Last June, a migrant woman who came to Cyprus to be employed as a domestic worker was sexually and physically assaulted by her employer, resulting in her hospitalisation for several days. When KISA communicated with the local police station on behalf of the victim, the investigator’s comment was «but … you haven’t seen her employer, he can barely stand». After our intervention, the relevant department of the CID took on the case and it was subsequently found that the aforementioned was under investigation for other cases of potential sexual assault.
After the above development, the migrant woman’s “protection” passed to Social Welfare Services (SWS) that, from the beginning of July, housed her in a shelter specifically for victim protection operated by themselves. In August, the victim was subjected to a new assault and attempted rape, this time by a man who resided in the same building under the approval of Social Welfare Services.

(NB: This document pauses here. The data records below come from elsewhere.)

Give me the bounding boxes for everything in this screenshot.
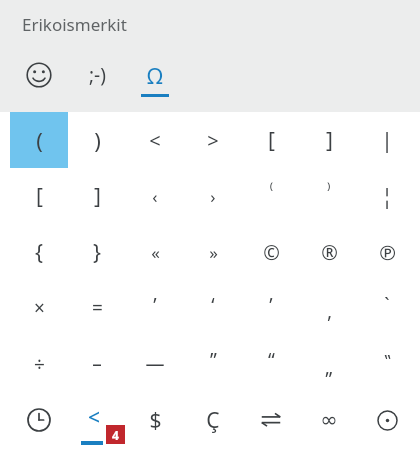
button[interactable]: ∞ [300, 392, 358, 448]
staticText: ʼ [269, 292, 273, 318]
staticText: ’ [153, 292, 157, 318]
button[interactable]: Degree [358, 392, 416, 448]
button[interactable]: × [10, 280, 68, 336]
button[interactable]: ” [184, 336, 242, 392]
staticText: ` [384, 292, 390, 318]
button[interactable]: ʼ [242, 280, 300, 336]
staticText: { [35, 238, 43, 267]
button[interactable]: ‟ [358, 336, 416, 392]
staticText: < [88, 403, 101, 432]
button[interactable]: Emoji [10, 56, 68, 108]
staticText: ] [94, 182, 101, 211]
staticText: ‹ [152, 185, 158, 208]
button[interactable]: ] [300, 112, 358, 168]
button[interactable]: { [10, 224, 68, 280]
staticText: 4 [112, 427, 119, 443]
staticText: Ç [206, 406, 220, 435]
staticText: « [151, 241, 160, 264]
button[interactable]: Ω [126, 56, 184, 108]
button[interactable]: © [242, 224, 300, 280]
button[interactable]: ’ [126, 280, 184, 336]
button[interactable]: ` [358, 280, 416, 336]
staticText: } [93, 238, 101, 267]
staticText: ‚ [327, 298, 332, 324]
staticText: “ [268, 347, 275, 373]
button[interactable]: [ [242, 112, 300, 168]
staticText: ‟ [384, 349, 391, 372]
staticText: — [145, 351, 165, 377]
button[interactable]: [ [10, 168, 68, 224]
staticText: [ [36, 182, 43, 211]
staticText: ℗ [379, 239, 396, 266]
button[interactable]: ) [68, 112, 126, 168]
button[interactable]: = [68, 280, 126, 336]
staticText: Ω [147, 60, 163, 90]
staticText: ⁾ [327, 180, 331, 202]
staticText: ÷ [34, 351, 45, 377]
staticText: < [149, 127, 161, 154]
button[interactable]: ⁽ [242, 168, 300, 224]
staticText: > [207, 127, 219, 154]
button[interactable]: ‚ [300, 280, 358, 336]
staticText: › [210, 185, 216, 208]
staticText: „ [325, 354, 333, 380]
button[interactable]: | [358, 112, 416, 168]
button[interactable]: $ [126, 392, 184, 448]
button[interactable]: » [184, 224, 242, 280]
button[interactable]: Ç [184, 392, 242, 448]
button[interactable]: Swap [242, 392, 300, 448]
button[interactable]: „ [300, 336, 358, 392]
staticText: ] [326, 126, 333, 155]
staticText: ( [36, 125, 43, 155]
staticText: ) [94, 125, 101, 155]
button[interactable]: } [68, 224, 126, 280]
button[interactable]: ‹ [126, 168, 184, 224]
button[interactable]: ( [10, 112, 68, 168]
staticText: » [209, 241, 218, 264]
staticText: × [34, 295, 45, 321]
button[interactable]: ® [300, 224, 358, 280]
staticText: ‘ [211, 292, 215, 318]
staticText: | [381, 126, 393, 155]
staticText: ¦ [381, 182, 393, 211]
button[interactable]: « [126, 224, 184, 280]
button[interactable]: “ [242, 336, 300, 392]
button[interactable]: > [184, 112, 242, 168]
button[interactable]: ¦ [358, 168, 416, 224]
staticText: [ [268, 126, 275, 155]
button[interactable]: < [126, 112, 184, 168]
staticText: ⁽ [269, 180, 273, 202]
staticText: = [92, 295, 103, 321]
staticText: – [92, 351, 102, 377]
staticText: $ [149, 406, 162, 435]
staticText: ” [210, 347, 217, 373]
button[interactable]: ⁾ [300, 168, 358, 224]
staticText: Erikoismerkit [22, 13, 127, 36]
staticText: © [263, 239, 280, 266]
button[interactable]: – [68, 336, 126, 392]
button[interactable]: ] [68, 168, 126, 224]
staticText: ;-) [89, 62, 106, 88]
button[interactable]: › [184, 168, 242, 224]
button[interactable]: ÷ [10, 336, 68, 392]
button[interactable]: Clock [10, 392, 68, 448]
button[interactable]: ‘ [184, 280, 242, 336]
button[interactable]: — [126, 336, 184, 392]
button[interactable]: ;-) [68, 56, 126, 108]
button[interactable]: < [68, 392, 126, 448]
button[interactable]: ℗ [358, 224, 416, 280]
staticText: ∞ [320, 408, 338, 432]
staticText: ® [321, 239, 338, 266]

The police were again informed by KISA about the attempt and immediately proceeded with the investigation of the incident and the arrest of the perpetrator, while the victim was transported for her own safety, and with the consent of SWS, to a different town. Here it must be mentioned that, despite relevant updates from the police, no welfare worker visited her to support her while she was at the CID.
From the very first day, we communicated with the SWS and requested that they support her and ensure her subsequent protection and exertion of her rights since, according to the law, these services are responsible for human trafficking and exploitation victims, but also victims of gender-based violence. Thus far, the SWS have not provided her with any legal, psychological or financial support as prescribed by law. Every time we communicate with them in an attempt to sensitise them to the needs of the victim, we are told that her case has been assigned to another officer (thus far we have counted 6 reassignments without a decision being made). Each time we informed them that this woman was in very bad condition, we received the same answer that “the case will be examined as soon as possible”.

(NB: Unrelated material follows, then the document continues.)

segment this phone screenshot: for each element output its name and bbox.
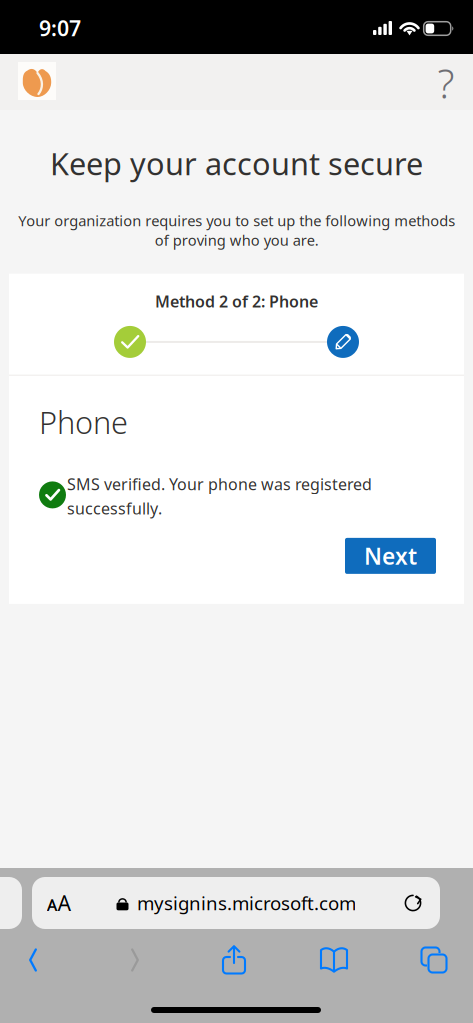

This woman came to Cyprus to work because she has two underage children in her country of origin that depend exclusively on her. Having experienced the above incidents, the woman is in very bad condition, both psychologically and financially, and is forced to live off charitable donations since she has no employment or any other support from the state, either for herself or her family.
Once again, it has been demonstrated that migrant women who are victims of gendered violence, trafficking, and exploitation are revictimized by the authorities themselves. Thus, KISA urges the state and the competent state authorities, independent authorities and institutions for the protection of human rights and promotion of gender equality to stop shedding crocodile tears and making political statements about women’s rights but rather to ensure the exertion of their rights in practice through the effective implementation of their internal and international legal obligations.